Berne C
Department of Internal Medicine, University Hospital, Uppsala, Sweden.
Diabet Med. 1996 Sep;13(9 Suppl 5):S28-30.
The following studies show that insulin-induced hypoglycaemia increases the gastric emptying rate for both liquids and solid food in healthy volunteers and in patients with IDDM of short duration. This response to low blood glucose concentrations may help protect against sustained hypoglycaemia by increasing the uptake of ingested carbohydrates. The results suggest that gastric emptying in patients with diabetes should be examined under conditions that are standardized with respect to blood glucose concentration. The finding that cholinergic muscarinic blockade with atropine inhibited the hypoglycaemia-induced acceleration of gastric emptying indicates that vagal stimulation plays an important role in this mechanism. The fact that plasma pancreatic polypeptide concentrations were unchanged during hypoglycaemic episodes in the presence of atropine indicates that complete inhibition of the cholinergic transmission was achieved. It is not yet established whether hypoglycaemia directly stimulates vagal activity or whether this is achieved through the activation of hormones or other second messengers. It is likely, however, that vagal activity is an important determinant of the varying rate of gastric emptying at different glycaemic levels. The pancreatic polypeptide response in the atropine-treated subjects resembles that seen in diabetic patients with autonomic neuropathy when exposed to insulin-induced hypoglycaemia. Disturbances of vagal function are frequent in diabetic patients with autonomic neuropathy, and can lead to a reduction in the stimulated gastric output. A failure to increase gastric emptying in response to hypoglycaemia would be disadvantageous when ingestion of oral carbohydrates is used to restore normoglycaemia, and diabetic patients with autonomic neuropathy could therefore be at increased risk for severe hypoglycaemia. The influence of glycaemia on vagal activity and gastric emptying rate probably alters the optimal time interval between insulin injections and postprandial increases in the blood glucose concentration in patients treated with short-acting insulin administered at mealtimes. This may cause variations in blood glucose concentrations. Furthermore, it is possible that drugs that have anticholinergic effects (such as tricyclic antidepressants) may deleteriously decrease the gastric emptying rate during hypoglycaemia in diabetic patients.

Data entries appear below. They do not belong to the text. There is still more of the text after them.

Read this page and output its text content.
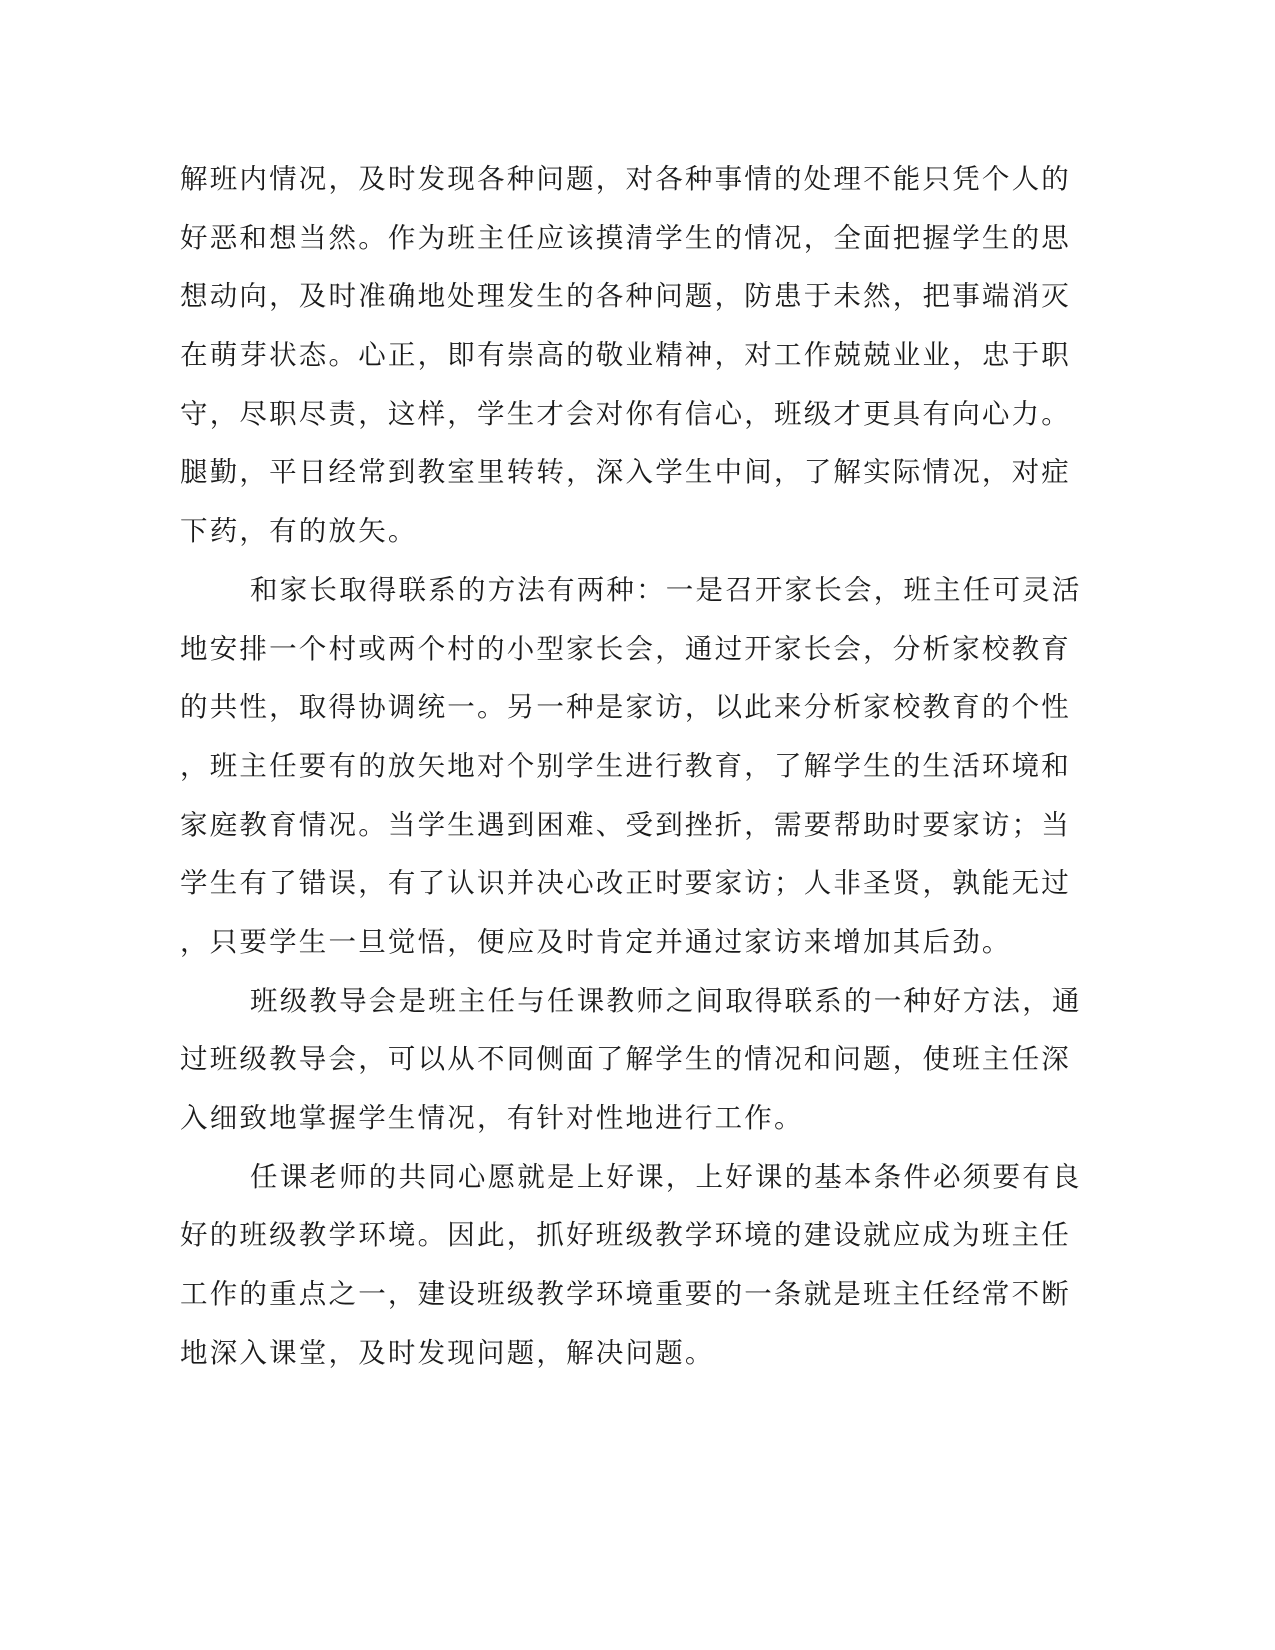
解班内情况，及时发现各种问题，对各种事情的处理不能只凭个人的
好恶和想当然。作为班主任应该摸清学生的情况，全面把握学生的思
想动向，及时准确地处理发生的各种问题，防患于未然，把事端消灭
在萌芽状态。心正，即有崇高的敬业精神，对工作兢兢业业，忠于职
守，尽职尽责，这样，学生才会对你有信心，班级才更具有向心力。
腿勤，平日经常到教室里转转，深入学生中间，了解实际情况，对症
下药，有的放矢。
和家长取得联系的方法有两种：一是召开家长会，班主任可灵活
地安排一个村或两个村的小型家长会，通过开家长会，分析家校教育
的共性，取得协调统一。另一种是家访，以此来分析家校教育的个性
，班主任要有的放矢地对个别学生进行教育，了解学生的生活环境和
家庭教育情况。当学生遇到困难、受到挫折，需要帮助时要家访；当
学生有了错误，有了认识并决心改正时要家访；人非圣贤，孰能无过
，只要学生一旦觉悟，便应及时肯定并通过家访来增加其后劲。
班级教导会是班主任与任课教师之间取得联系的一种好方法，通
过班级教导会，可以从不同侧面了解学生的情况和问题，使班主任深
入细致地掌握学生情况，有针对性地进行工作。
任课老师的共同心愿就是上好课，上好课的基本条件必须要有良
好的班级教学环境。因此，抓好班级教学环境的建设就应成为班主任
工作的重点之一，建设班级教学环境重要的一条就是班主任经常不断
地深入课堂，及时发现问题，解决问题。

以下研究表明,胰岛素诱导的低血糖会增加健康志愿者和病程较短的胰岛素依赖型糖尿病(IDDM)患者液体和固体食物的胃排空率。这种对低血糖浓度的反应可能通过增加摄入碳水化合物的吸收来帮助预防持续性低血糖。结果表明,糖尿病患者的胃排空应在血糖浓度标准化的条件下进行检查。用阿托品进行胆碱能毒蕈碱阻断可抑制低血糖诱导的胃排空加速,这一发现表明迷走神经刺激在该机制中起重要作用。在存在阿托品的低血糖发作期间血浆胰多肽浓度未发生变化,这一事实表明实现了胆碱能传递的完全抑制。低血糖是否直接刺激迷走神经活动,或者这是否通过激素或其他第二信使的激活来实现,目前尚未确定。然而,迷走神经活动很可能是不同血糖水平下胃排空率变化的重要决定因素。阿托品治疗的受试者的胰多肽反应类似于患有自主神经病变的糖尿病患者在接受胰岛素诱导的低血糖时所观察到的反应。自主神经病变的糖尿病患者经常出现迷走神经功能障碍,并可能导致刺激的胃输出减少。当使用口服碳水化合物来恢复血糖正常时,未能因低血糖而增加胃排空将是不利的,因此患有自主神经病变的糖尿病患者发生严重低血糖的风险可能会增加。血糖对迷走神经活动和胃排空率的影响可能会改变在用餐时注射短效胰岛素治疗的患者中胰岛素注射与餐后血糖浓度升高之间的最佳时间间隔。这可能会导致血糖浓度的变化。此外,具有抗胆碱能作用的药物(如三环类抗抑郁药)可能会在糖尿病患者低血糖期间有害地降低胃排空率。